Pharmaceutical therapy is only part of a balanced diet and exercise, rest and mobility that physicians have in mind when they admit or discharge a patient. Surgical intervention and other processes or procedures applied to the body set up the scenario for pharmaceutical follow-up. Drug taking can affect the way a patient sees the medical process and they can feel they are taking stand for themselves asserting an independence over the control of medical substances ingested.
Patients may become so familiar with their medications and with the running of a long term course of treatment they may unwittingly alter their completion of a physician’s instructions.
The dosage of the medication of a patient must be of concern to their nurses at all times. Do sufficient dosages exist of each medication and are they readily available at the proper time? Querying patients can determine their level of awareness of what drugs they are taking and when.
Typically patients may receive the initial notification of a pill medication from their physician but they may not realize that they want to change it or make changes later when the bulk of the problem may be over, in their own estimation. Their state of mind and medical condition may change such that they are no longer able to recall the exact information. They my reach in the dark, fuzzy and sleepy, or excited and in pain, for the wrong medication in the wrong amount.
One patient may independently decide the benefit of a medication has run its course, without the benefit of a doctor’ input a nurse advise or consultation. The patient may need money and want to change their dosage to make up for another one they will sell or trade for goods, cash or other drugs. relatives may steal their drugs or they may accidentally pour them down the sink or spill them. And a very small rate of patients will report low or null absorption due to extremely rare factors such as mineral presences, menstrual activity, or neural chemicals interfering with drug adhesion.
As a solution, physicians will order specimen testing to ensure patient concordance to prescription advice.
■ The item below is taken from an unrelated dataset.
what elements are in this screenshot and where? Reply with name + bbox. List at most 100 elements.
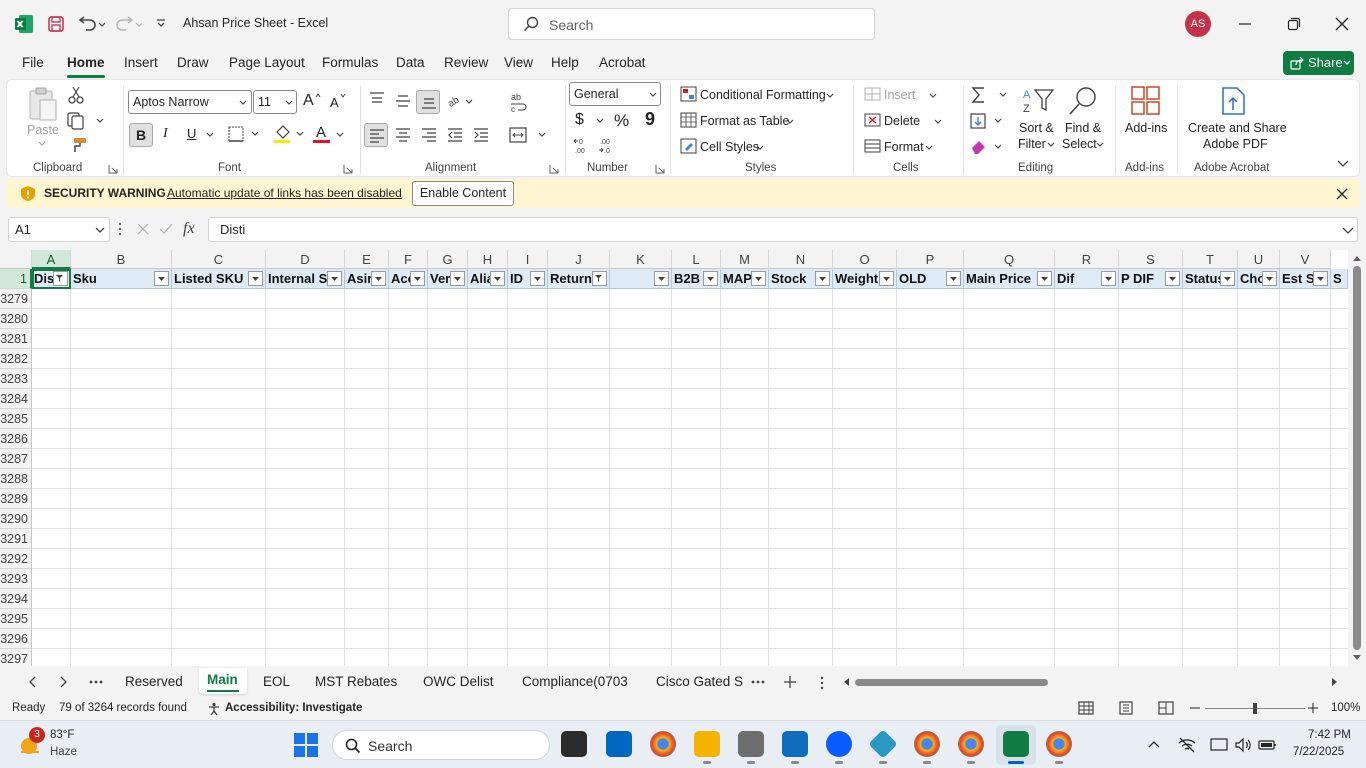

Verbal counseling and reminder follow ups, and well as constant checking of available medications and the condition of these medications and their quantities, can be very impactful, especially for outpatients. Blood tests and urine tests will reflect this and should be collected and reported to the patient’s file as accurately as possible.
The reasons why a patient may change their use of a medication are varied. But a nurse or physician, attending nurse or technician must report and consult with a physician for any patient suspected of altering or changing their intake of prescription medication for any reason. Regardless of the rational employed by the patient for such a change, patient fidelity to pharmaceutical therapy plans must be safeguarded as much as possible.